In itself, as old as the basic narrative is, it does offer the skeletal structure for a good story if handled well; likewise, as crappy as Breach is, it does have a few good ideas — for example, the way the exploded dead slide back together to regenerate into a bigger (but unluckily, funnier and less-effective looking) monster is pretty nifty. The problem is that the filmmakers simply drop the ball once too often, and nothing seems to gel into a coherent or effective horror or action movie. The movie takes too long to get moving, is amazingly empty of atmosphere or tension, and the simplest of logic is often missing. All things that other movies have managed to overcome, but generally thanks to a solid and charismatic main character, if not some creative filmic technique, things that Breach sorely lacks.
One can only scratch their head, for example, that although Noah has discovered the only way to truly destroy the infected, he doesn't bother to share the knowledge with Admiral Adams (Thomas Jane of 1922 [2017], Mutant Chronicles [2008] and Nemesis [1992]) and his unit when they are awoken from cryosleep to fight the monster. Likewise, the sudden revelation that Teek [Callan Mulvey, of Miss Meadows (2014 / trailer)], is the hidden saboteur is a hard pill to swallow as, up until the revelation, he has seriously and fully tried everything possible to fight and stop the situation faced. His revelations, the arguments of which in themselves carry some sense of verisimilitude, would have been far more believable had they been revealed by someone else at some other point in the narrative. (Although, hell, real zealots can actually hide their true fanatic intentions well enough if they want to — Republicans, for example, did it for years before MAGA raised its fascist head.)

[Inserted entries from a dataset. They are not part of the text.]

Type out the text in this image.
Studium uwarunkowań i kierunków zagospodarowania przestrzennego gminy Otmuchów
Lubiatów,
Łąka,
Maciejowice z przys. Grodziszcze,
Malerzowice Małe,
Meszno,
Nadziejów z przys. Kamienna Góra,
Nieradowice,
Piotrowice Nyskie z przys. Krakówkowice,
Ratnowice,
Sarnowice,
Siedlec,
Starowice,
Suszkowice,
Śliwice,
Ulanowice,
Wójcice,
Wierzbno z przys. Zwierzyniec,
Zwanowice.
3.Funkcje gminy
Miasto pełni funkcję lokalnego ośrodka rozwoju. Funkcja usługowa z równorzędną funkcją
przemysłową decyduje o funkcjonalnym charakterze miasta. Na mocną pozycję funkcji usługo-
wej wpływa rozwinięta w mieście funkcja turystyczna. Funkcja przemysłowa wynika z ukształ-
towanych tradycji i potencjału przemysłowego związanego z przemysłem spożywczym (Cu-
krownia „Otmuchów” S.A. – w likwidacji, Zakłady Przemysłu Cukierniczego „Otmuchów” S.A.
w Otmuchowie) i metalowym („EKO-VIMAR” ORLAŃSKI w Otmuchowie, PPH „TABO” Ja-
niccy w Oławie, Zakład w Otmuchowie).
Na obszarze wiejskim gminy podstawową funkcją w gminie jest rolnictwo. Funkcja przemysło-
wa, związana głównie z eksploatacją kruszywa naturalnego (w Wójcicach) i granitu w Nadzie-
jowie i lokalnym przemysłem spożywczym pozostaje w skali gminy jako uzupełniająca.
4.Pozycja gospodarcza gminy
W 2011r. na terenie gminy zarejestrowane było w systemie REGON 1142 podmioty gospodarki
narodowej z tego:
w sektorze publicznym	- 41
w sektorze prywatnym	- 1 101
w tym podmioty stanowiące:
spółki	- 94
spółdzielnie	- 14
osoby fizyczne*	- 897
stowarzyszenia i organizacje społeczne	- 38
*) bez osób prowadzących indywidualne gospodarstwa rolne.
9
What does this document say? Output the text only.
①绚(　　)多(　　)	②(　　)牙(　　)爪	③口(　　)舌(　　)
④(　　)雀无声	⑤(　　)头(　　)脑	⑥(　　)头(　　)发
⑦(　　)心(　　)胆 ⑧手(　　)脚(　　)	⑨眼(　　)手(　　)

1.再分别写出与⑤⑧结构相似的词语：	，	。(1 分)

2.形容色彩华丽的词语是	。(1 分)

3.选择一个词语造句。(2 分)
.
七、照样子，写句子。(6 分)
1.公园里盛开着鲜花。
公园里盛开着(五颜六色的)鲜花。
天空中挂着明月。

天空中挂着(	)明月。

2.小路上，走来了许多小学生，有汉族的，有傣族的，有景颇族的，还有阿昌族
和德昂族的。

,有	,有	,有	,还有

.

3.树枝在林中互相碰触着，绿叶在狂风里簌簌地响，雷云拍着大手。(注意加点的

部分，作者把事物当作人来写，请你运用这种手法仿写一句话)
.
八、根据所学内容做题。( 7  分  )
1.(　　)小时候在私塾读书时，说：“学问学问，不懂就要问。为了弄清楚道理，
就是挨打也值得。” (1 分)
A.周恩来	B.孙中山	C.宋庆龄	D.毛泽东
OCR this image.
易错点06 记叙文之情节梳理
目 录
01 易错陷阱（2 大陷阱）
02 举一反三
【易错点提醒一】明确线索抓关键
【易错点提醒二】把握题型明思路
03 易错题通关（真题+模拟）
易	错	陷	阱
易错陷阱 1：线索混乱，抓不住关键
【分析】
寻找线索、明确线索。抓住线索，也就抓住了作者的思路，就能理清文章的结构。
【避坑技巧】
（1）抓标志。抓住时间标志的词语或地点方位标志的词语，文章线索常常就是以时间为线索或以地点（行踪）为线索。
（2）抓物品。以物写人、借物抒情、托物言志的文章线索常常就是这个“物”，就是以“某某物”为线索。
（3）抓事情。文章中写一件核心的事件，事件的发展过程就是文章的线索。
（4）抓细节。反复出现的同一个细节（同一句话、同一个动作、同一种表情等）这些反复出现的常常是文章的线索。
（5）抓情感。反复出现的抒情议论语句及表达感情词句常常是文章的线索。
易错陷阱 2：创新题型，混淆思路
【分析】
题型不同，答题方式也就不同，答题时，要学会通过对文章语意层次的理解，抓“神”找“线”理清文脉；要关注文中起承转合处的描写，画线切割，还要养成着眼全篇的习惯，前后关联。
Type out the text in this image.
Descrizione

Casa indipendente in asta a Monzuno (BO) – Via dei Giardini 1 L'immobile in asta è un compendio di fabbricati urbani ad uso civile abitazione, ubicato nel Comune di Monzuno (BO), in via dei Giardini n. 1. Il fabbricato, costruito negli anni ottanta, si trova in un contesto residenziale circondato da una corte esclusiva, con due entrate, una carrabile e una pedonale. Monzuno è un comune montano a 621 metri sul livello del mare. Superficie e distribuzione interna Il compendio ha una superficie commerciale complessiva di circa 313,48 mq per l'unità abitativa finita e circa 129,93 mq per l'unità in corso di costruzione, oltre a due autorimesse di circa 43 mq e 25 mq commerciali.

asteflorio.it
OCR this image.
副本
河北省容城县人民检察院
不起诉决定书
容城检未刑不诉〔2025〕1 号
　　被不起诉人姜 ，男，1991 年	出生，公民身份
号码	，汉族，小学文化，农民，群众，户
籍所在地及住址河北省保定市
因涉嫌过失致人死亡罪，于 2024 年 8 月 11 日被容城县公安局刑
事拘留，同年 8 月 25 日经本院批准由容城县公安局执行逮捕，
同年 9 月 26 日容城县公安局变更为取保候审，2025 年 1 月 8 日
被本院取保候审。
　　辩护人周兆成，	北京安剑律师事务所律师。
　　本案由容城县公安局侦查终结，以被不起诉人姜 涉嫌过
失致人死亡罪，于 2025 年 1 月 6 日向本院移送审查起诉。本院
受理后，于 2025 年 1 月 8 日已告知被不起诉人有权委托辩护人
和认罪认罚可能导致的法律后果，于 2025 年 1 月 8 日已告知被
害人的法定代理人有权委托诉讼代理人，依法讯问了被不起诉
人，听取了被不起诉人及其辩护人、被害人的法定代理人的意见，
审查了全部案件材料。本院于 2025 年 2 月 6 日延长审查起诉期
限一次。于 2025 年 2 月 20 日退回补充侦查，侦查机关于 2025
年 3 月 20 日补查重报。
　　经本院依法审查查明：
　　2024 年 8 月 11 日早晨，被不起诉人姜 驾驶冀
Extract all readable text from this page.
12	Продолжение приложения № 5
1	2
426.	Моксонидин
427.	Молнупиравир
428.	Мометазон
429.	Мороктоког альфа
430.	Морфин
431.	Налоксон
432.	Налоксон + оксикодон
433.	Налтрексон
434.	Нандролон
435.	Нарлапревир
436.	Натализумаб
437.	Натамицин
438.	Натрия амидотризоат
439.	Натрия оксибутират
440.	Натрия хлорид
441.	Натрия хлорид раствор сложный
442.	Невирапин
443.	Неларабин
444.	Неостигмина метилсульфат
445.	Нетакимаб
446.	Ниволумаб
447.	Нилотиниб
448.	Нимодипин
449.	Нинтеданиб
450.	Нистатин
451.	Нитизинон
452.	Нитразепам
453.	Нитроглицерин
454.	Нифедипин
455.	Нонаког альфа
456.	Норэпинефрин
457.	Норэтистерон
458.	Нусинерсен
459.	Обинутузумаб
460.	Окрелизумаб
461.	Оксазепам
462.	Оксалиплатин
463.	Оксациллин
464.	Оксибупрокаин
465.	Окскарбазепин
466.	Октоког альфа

Breach: a crappy movie with a few misplayed good ideas, a watchable and almost camp Bruce Willis, a totally wasted Thomas Jane, a totally uncharismatic lead identification figure (i.e., Cody Kearsley), and a surprising surplus of predictability and lack of suspense. The movie's resolution and final lines of dialogue, in any event, are truly hilarious. If you bother to watch Breach, we can only recommend to do so as a group and with a lot of beer and weed, for without the group experience Breach is still too new a movie to be enjoyed as the bad movie that it is, and for which it might perhaps gain a minor reputation in a decade or two. (Doubtful, actually.)